For expelling nitrous oxide from impregnated ether, and for ascertaining in general the quantity of gases combined with fluids, I have lately made use of a very simple method, which it may not be amiss to describe.
The impregnated fluid is introduced into a small thin tube, graduated to,05 cubic inches, through mercury. The quantity of fluid should never equal more than a fifth or sixth of the capacity of the tube.
The lower part of the tube is adapted to an orifice in the shelf of the mercurial apparatus, so as to make an angle of about 40° with the surface of the mercury.
The flame of a small spirit lamp is then applied to that part of the tube containing the fluid; and after the expulsion of the gas from it, the heat is raised so as to drive out the fluid through the orifice of the tube. Thus the liberated gas is preserved in a state proper for accurate examination.
Impregnated ether, during its combination with water, gives out the greater part of its nitrous oxide. During the liberation of nitrous oxide from ether, by its combination with water, a very curious phænomenon takes place.
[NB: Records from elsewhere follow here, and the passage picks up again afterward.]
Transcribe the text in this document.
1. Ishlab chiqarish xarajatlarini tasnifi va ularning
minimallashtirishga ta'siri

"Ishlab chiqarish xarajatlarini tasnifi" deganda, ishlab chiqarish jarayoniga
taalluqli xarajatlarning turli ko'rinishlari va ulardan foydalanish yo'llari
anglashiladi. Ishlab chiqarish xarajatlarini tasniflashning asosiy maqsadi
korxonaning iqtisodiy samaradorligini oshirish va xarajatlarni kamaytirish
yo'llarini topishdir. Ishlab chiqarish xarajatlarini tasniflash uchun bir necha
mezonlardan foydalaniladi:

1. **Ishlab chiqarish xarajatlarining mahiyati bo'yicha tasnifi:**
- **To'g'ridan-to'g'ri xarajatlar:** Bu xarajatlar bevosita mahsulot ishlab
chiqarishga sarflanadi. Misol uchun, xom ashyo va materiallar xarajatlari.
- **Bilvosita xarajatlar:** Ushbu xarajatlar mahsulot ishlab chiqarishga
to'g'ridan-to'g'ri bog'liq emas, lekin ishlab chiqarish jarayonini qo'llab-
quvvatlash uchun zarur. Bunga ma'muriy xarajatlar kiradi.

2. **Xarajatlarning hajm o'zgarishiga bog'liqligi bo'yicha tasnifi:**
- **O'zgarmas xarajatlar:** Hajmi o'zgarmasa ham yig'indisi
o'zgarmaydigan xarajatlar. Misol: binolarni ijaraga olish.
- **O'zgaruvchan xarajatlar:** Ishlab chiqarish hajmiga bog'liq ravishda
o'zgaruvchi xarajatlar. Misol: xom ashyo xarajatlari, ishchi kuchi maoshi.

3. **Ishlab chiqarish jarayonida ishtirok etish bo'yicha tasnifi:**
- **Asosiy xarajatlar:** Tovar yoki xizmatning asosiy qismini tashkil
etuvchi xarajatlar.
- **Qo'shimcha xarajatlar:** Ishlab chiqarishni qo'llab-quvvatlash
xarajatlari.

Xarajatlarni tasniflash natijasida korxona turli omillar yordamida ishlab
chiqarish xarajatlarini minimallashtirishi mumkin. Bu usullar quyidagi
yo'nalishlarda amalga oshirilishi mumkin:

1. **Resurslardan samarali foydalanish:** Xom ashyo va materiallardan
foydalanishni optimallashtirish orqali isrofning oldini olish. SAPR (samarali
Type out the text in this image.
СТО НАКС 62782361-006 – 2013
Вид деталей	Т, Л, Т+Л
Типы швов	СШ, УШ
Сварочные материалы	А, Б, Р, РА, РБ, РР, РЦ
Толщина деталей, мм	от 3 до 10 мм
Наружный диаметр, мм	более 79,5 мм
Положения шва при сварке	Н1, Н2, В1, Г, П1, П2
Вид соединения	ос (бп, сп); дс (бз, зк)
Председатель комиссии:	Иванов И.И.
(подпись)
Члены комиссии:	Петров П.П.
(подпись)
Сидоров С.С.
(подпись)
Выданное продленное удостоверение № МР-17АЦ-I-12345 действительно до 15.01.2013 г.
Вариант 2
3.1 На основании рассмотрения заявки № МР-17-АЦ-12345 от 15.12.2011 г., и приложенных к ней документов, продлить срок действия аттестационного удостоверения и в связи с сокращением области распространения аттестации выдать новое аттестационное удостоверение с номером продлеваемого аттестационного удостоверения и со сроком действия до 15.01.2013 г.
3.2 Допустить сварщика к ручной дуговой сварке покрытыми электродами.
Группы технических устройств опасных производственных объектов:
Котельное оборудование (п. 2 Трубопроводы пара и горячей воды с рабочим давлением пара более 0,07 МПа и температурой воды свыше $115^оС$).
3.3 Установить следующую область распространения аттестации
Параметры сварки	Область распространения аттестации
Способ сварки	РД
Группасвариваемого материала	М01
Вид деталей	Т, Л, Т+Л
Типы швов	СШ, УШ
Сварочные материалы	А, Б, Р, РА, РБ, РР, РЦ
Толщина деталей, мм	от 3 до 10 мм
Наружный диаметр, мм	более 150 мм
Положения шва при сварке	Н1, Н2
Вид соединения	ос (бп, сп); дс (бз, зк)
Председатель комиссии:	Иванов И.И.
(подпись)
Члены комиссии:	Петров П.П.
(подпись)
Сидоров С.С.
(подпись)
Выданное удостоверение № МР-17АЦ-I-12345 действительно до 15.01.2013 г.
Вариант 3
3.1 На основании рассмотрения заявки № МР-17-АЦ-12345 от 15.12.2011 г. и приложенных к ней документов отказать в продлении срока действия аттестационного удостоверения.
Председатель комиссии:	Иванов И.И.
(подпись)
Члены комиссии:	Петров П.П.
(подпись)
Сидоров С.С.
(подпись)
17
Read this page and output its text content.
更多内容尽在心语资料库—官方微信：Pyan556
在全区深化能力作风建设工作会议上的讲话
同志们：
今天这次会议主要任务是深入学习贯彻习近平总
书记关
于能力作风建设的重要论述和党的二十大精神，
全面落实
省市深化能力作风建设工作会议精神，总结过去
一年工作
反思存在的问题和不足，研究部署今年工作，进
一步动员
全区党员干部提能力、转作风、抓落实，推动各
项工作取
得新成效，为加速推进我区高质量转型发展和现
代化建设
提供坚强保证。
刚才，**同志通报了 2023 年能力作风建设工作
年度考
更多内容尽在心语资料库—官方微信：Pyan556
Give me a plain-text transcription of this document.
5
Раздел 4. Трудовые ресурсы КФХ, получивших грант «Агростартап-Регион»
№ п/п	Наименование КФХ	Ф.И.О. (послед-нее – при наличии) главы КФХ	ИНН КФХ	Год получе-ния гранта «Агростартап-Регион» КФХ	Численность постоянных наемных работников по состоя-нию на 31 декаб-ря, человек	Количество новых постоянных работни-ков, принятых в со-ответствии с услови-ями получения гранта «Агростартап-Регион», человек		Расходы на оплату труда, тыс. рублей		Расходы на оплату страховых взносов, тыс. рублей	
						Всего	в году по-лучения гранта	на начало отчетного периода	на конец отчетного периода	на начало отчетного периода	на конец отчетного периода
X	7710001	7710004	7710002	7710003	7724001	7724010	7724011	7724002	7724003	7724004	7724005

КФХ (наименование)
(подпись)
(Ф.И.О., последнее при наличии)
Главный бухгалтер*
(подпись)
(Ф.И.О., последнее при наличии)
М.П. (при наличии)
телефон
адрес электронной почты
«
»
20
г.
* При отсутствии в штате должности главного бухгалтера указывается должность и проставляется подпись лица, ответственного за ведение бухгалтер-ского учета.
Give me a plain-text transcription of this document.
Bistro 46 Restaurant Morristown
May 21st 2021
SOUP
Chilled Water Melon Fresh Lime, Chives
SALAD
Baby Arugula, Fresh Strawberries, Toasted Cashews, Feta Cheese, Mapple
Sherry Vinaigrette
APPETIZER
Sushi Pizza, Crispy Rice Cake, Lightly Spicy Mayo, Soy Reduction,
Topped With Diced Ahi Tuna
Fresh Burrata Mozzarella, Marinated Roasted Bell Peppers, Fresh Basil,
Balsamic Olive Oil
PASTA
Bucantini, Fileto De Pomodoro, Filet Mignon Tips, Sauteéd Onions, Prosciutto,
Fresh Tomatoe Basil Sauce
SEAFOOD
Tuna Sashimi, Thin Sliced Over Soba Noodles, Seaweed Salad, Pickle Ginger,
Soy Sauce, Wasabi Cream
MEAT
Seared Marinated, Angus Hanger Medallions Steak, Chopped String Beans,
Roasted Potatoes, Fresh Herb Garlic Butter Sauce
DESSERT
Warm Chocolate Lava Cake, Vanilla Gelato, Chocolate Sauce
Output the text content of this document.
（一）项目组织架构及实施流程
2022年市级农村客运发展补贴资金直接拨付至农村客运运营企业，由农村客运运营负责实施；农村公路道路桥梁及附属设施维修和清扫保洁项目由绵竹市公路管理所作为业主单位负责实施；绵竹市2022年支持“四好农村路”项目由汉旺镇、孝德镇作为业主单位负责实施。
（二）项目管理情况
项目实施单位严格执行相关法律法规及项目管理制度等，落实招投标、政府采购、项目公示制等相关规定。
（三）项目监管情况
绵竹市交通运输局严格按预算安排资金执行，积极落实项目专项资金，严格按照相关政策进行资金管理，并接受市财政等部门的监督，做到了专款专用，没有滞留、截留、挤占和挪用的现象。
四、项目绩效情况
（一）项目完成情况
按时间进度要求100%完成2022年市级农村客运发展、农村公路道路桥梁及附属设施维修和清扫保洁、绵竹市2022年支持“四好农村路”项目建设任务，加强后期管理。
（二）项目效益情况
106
If the water employed is colored, so that it may be seen in a stratum distinct from the impregnated ether, at the point of contact a number of small spherules of fluid will be perceived, apparently repulsive both to water and ether; these spherules become gradually covered with minute globules of gas, and as this gas is liberated from their surfaces, they gradually disappear.
b. Alcohol dissolves considerable quantities of nitrous oxide.
2 cubic inches of alcohol, at 52°, combined with 2,4 cubic inches of nitrous oxide. The alcohol thus impregnated had a taste rather sweeter than before, but in other physical properties was not perceptibly altered.
Nitrous oxide is incapable of remaining in combination with this fluid at the temperature of ebullition; it is liberated from it unaltered by heat.
Impregnated alcohol, during its combination with water, gives out the greater part of its combined nitrous oxide: on mingling the two fluids together, at the point of contact the alcohol becomes covered with an infinite number of small globules of gas, which continue to be generated during the whole of the combination, and in passing through the fluid render it almost opaque.